April Blotske said Monday that Home Health Care has yet to bill the family’s second insurer, American Family Insurance, which agreed to pay for four hours of daytime nursing per week for up to 40 weeks. Playing ostrich “Mr. McWhorter exhibits typical debtor behavior – he plays ostrich and won’t acknowledge the problem. He knows there is a problem, but he won’t deal with it,” Swanson said.

The dispute between McWhorter and the nurses is just one of several that has consumed McWhorter’s business operations here.

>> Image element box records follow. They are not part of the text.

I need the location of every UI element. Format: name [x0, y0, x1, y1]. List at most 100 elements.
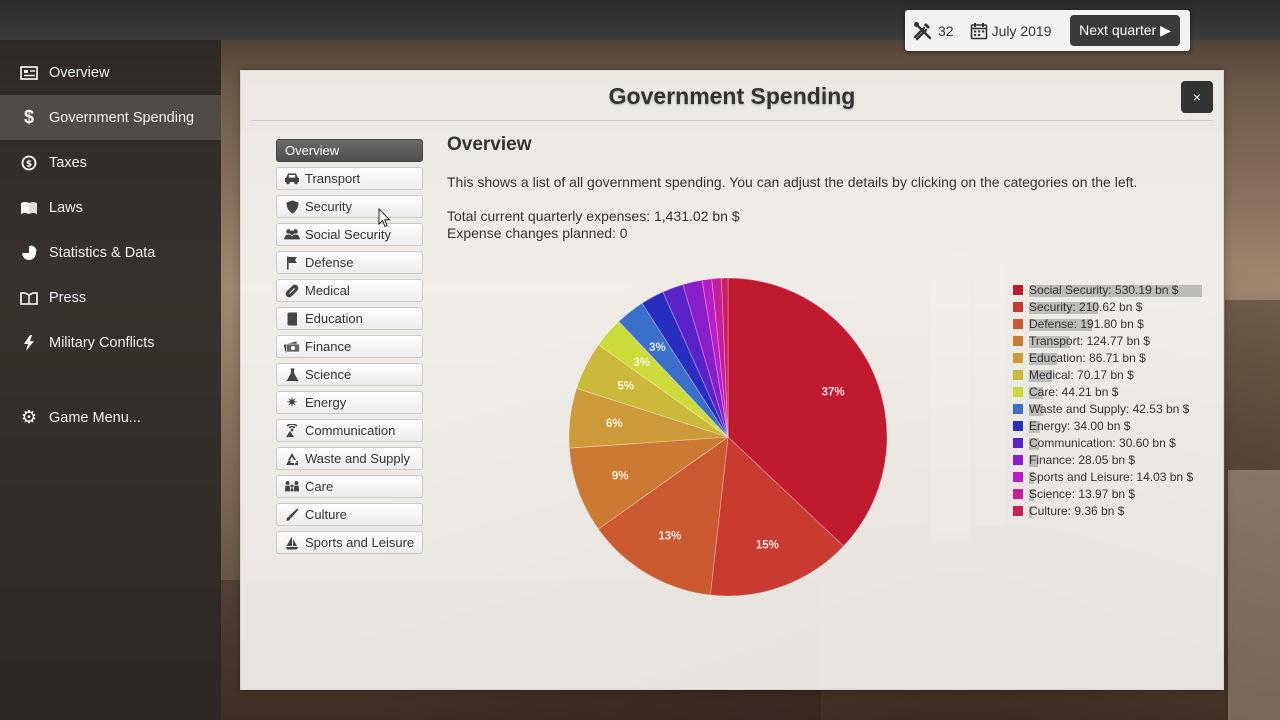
newspaper-icon	[19, 291, 39, 305]
total-expenses: Total current quarterly expenses: 1,431.…	[447, 208, 740, 224]
legend-swatch	[1013, 352, 1023, 363]
legend-value-bar	[1029, 352, 1057, 365]
money-icon	[284, 340, 300, 353]
legend-swatch	[1013, 471, 1023, 482]
pie-slice[interactable]	[568, 436, 730, 530]
legend-swatch	[1013, 454, 1023, 465]
pie-slice[interactable]	[597, 320, 729, 438]
book-icon	[19, 201, 39, 215]
category-culture[interactable]: Culture	[276, 503, 423, 526]
antenna-icon	[284, 423, 300, 438]
legend-text: Care: 44.21 bn $	[1029, 384, 1119, 399]
car-icon	[284, 172, 300, 185]
legend-value-bar	[1029, 437, 1039, 450]
svg-text:$: $	[26, 159, 32, 169]
legend-swatch	[1013, 301, 1023, 312]
legend-text: Finance: 28.05 bn $	[1029, 452, 1136, 467]
category-overview[interactable]: Overview	[276, 139, 423, 162]
legend-item: Culture: 9.36 bn $	[1013, 502, 1124, 519]
spending-pie-chart: 37% 15% 13% 9% 6% 5% 3% 3%	[568, 277, 888, 597]
actions-count: 32	[938, 22, 954, 39]
legend-item: Education: 86.71 bn $	[1013, 349, 1146, 366]
category-label: Energy	[305, 395, 347, 410]
pie-slice[interactable]	[662, 284, 729, 438]
legend-item: Transport: 124.77 bn $	[1013, 332, 1150, 349]
nav-statistics[interactable]: Statistics & Data	[0, 230, 221, 275]
legend-value-bar	[1029, 335, 1070, 348]
people-icon	[284, 228, 300, 241]
pie-slice[interactable]	[641, 291, 729, 438]
category-sports-and-leisure[interactable]: Sports and Leisure	[276, 531, 423, 554]
next-quarter-button[interactable]: Next quarter ▶	[1070, 15, 1180, 46]
legend-text: Culture: 9.36 bn $	[1029, 503, 1125, 518]
pie-slice[interactable]	[711, 277, 729, 438]
legend-label: Education: 86.71 bn $	[1029, 351, 1146, 365]
category-label: Medical	[305, 283, 350, 298]
legend-text: Education: 86.71 bn $	[1029, 350, 1146, 365]
divider	[251, 120, 1213, 121]
legend-value-bar	[1029, 301, 1098, 314]
category-education[interactable]: Education	[276, 307, 423, 330]
legend-swatch	[1013, 386, 1023, 397]
legend-swatch	[1013, 437, 1023, 448]
nav-label: Overview	[49, 64, 110, 81]
category-communication[interactable]: Communication	[276, 419, 423, 442]
nav-label: Statistics & Data	[49, 244, 156, 261]
close-button[interactable]: ×	[1181, 81, 1213, 113]
pie-slice[interactable]	[568, 387, 729, 449]
legend-value-bar	[1029, 471, 1034, 484]
category-energy[interactable]: ✷ Energy	[276, 391, 423, 414]
nav-overview[interactable]: Overview	[0, 50, 221, 95]
category-transport[interactable]: Transport	[276, 167, 423, 190]
nav-government-spending[interactable]: $ Government Spending	[0, 95, 221, 140]
category-label: Social Security	[305, 227, 391, 242]
category-security[interactable]: Security	[276, 195, 423, 218]
nav-press[interactable]: Press	[0, 275, 221, 320]
category-label: Overview	[285, 143, 340, 158]
nav-laws[interactable]: Laws	[0, 185, 221, 230]
nav-label: Laws	[49, 199, 83, 216]
legend-value-bar	[1029, 420, 1040, 433]
category-social-security[interactable]: Social Security	[276, 223, 423, 246]
category-science[interactable]: Science	[276, 363, 423, 386]
legend-text: Social Security: 530.19 bn $	[1029, 282, 1179, 297]
legend-swatch	[1013, 403, 1023, 414]
content-title: Overview	[447, 134, 532, 155]
category-medical[interactable]: Medical	[276, 279, 423, 302]
pie-percent-label: 5%	[617, 381, 634, 393]
category-label: Science	[305, 367, 352, 382]
legend-label: Defense: 191.80 bn $	[1029, 317, 1144, 331]
legend-text: Science: 13.97 bn $	[1029, 486, 1136, 501]
nav-military-conflicts[interactable]: Military Conflicts	[0, 320, 221, 365]
legend-value-bar	[1029, 386, 1043, 399]
category-defense[interactable]: Defense	[276, 251, 423, 274]
pie-slice[interactable]	[721, 277, 729, 438]
flag-icon	[284, 256, 300, 270]
family-icon	[284, 480, 300, 493]
category-waste-and-supply[interactable]: Waste and Supply	[276, 447, 423, 470]
legend-label: Science: 13.97 bn $	[1029, 487, 1135, 501]
planned-changes: Expense changes planned: 0	[447, 225, 628, 241]
pie-percent-label: 37%	[822, 387, 845, 399]
nav-game-menu[interactable]: ⚙ Game Menu...	[0, 395, 221, 440]
status-widget: 32 July 2019 Next quarter ▶	[905, 10, 1190, 51]
legend-label: Care: 44.21 bn $	[1029, 385, 1118, 399]
category-care[interactable]: Care	[276, 475, 423, 498]
panel-title: Government Spending	[608, 83, 856, 109]
pie-slice[interactable]	[597, 436, 729, 596]
legend-text: Communication: 30.60 bn $	[1029, 435, 1176, 450]
pie-slice[interactable]	[709, 436, 845, 597]
category-label: Education	[305, 311, 363, 326]
pie-slice[interactable]	[682, 279, 729, 438]
pie-slice[interactable]	[618, 302, 729, 438]
legend-label: Finance: 28.05 bn $	[1029, 453, 1135, 467]
category-finance[interactable]: Finance	[276, 335, 423, 358]
legend-item: Medical: 70.17 bn $	[1013, 366, 1134, 383]
pie-slice[interactable]	[701, 278, 729, 438]
dollar-icon: $	[23, 107, 34, 127]
nav-taxes[interactable]: $ Taxes	[0, 140, 221, 185]
category-label: Finance	[305, 339, 352, 354]
shield-icon	[284, 200, 300, 214]
pie-slice[interactable]	[727, 277, 888, 547]
pie-slice[interactable]	[576, 344, 729, 438]
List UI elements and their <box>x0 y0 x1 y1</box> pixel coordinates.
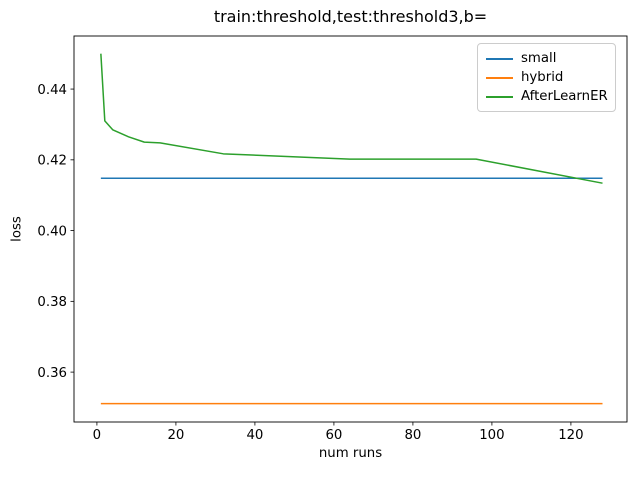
x-tick-label: 80 <box>404 428 421 443</box>
y-tick-label: 0.42 <box>37 154 67 169</box>
legend-line-sample-hybrid <box>486 76 513 79</box>
y-tick-label: 0.36 <box>37 366 67 381</box>
axes-spines <box>73 35 628 423</box>
y-tick-label: 0.38 <box>37 295 67 310</box>
legend-line-sample-small <box>486 57 513 60</box>
legend-label: hybrid <box>521 70 564 85</box>
x-tick-label: 120 <box>558 428 583 443</box>
legend-label: small <box>521 51 557 66</box>
legend-entry-hybrid: hybrid <box>486 68 607 87</box>
legend-entry-small: small <box>486 49 607 68</box>
legend: small hybrid AfterLearnER <box>477 43 616 112</box>
y-axis-label: loss <box>9 216 25 242</box>
x-tick-label: 60 <box>325 428 342 443</box>
series-line-AfterLearnER <box>100 53 603 184</box>
x-tick-label: 40 <box>246 428 263 443</box>
y-tick-label: 0.40 <box>37 224 67 239</box>
legend-line-sample-AfterLearnER <box>486 95 513 98</box>
y-tick-label: 0.44 <box>37 83 67 98</box>
chart-title: train:threshold,test:threshold3,b= <box>213 7 488 26</box>
legend-label: AfterLearnER <box>521 89 608 104</box>
x-tick-label: 100 <box>479 428 504 443</box>
legend-entry-AfterLearnER: AfterLearnER <box>486 87 608 106</box>
x-axis-label: num runs <box>318 446 383 461</box>
x-tick-label: 0 <box>93 428 101 443</box>
x-tick-label: 20 <box>167 428 184 443</box>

In 1996, McWhorter was successfully sued for unpaid wages by nurse Dottie Anderson. In 1997, the volunteer board at Hospice of the Rockies, a nonprofit set up by McWhorter to open a hospice in Glenwood Springs, resigned en masse, according to one of the board members.

Currently, he is facing two suits by his former partners, Alexandra and Patrick Piot – one in Pitkin County for unpaid wages and one in Garfield County for fraud and defamation. McWhorter’s Eunice, La.-based home health provider, Private Duty of Louisiana, Inc. is also named in the fraud case.

Attorney Karet, who represents the Piots on the fraud case, said the federal court system may be able to force McWhorter to pay the nurses even if he closes Home Health Care of the Rockies and never returns to Colorado. Another option available in federal court that is not possible in state court is to force Home Health Care into bankruptcy and give the court jurisdiction over any remaining assets.

In the event of a court-ordered bankruptcy, Karet reckons the nurses would be put at the top of the list of creditors, above straight damage claims like the one filed by the Piots.

“The law gives wages a priority because it involves labor. Normally, you don’t expect there to be any risk in receiving your pay when you go to work for somebody,” Karet said.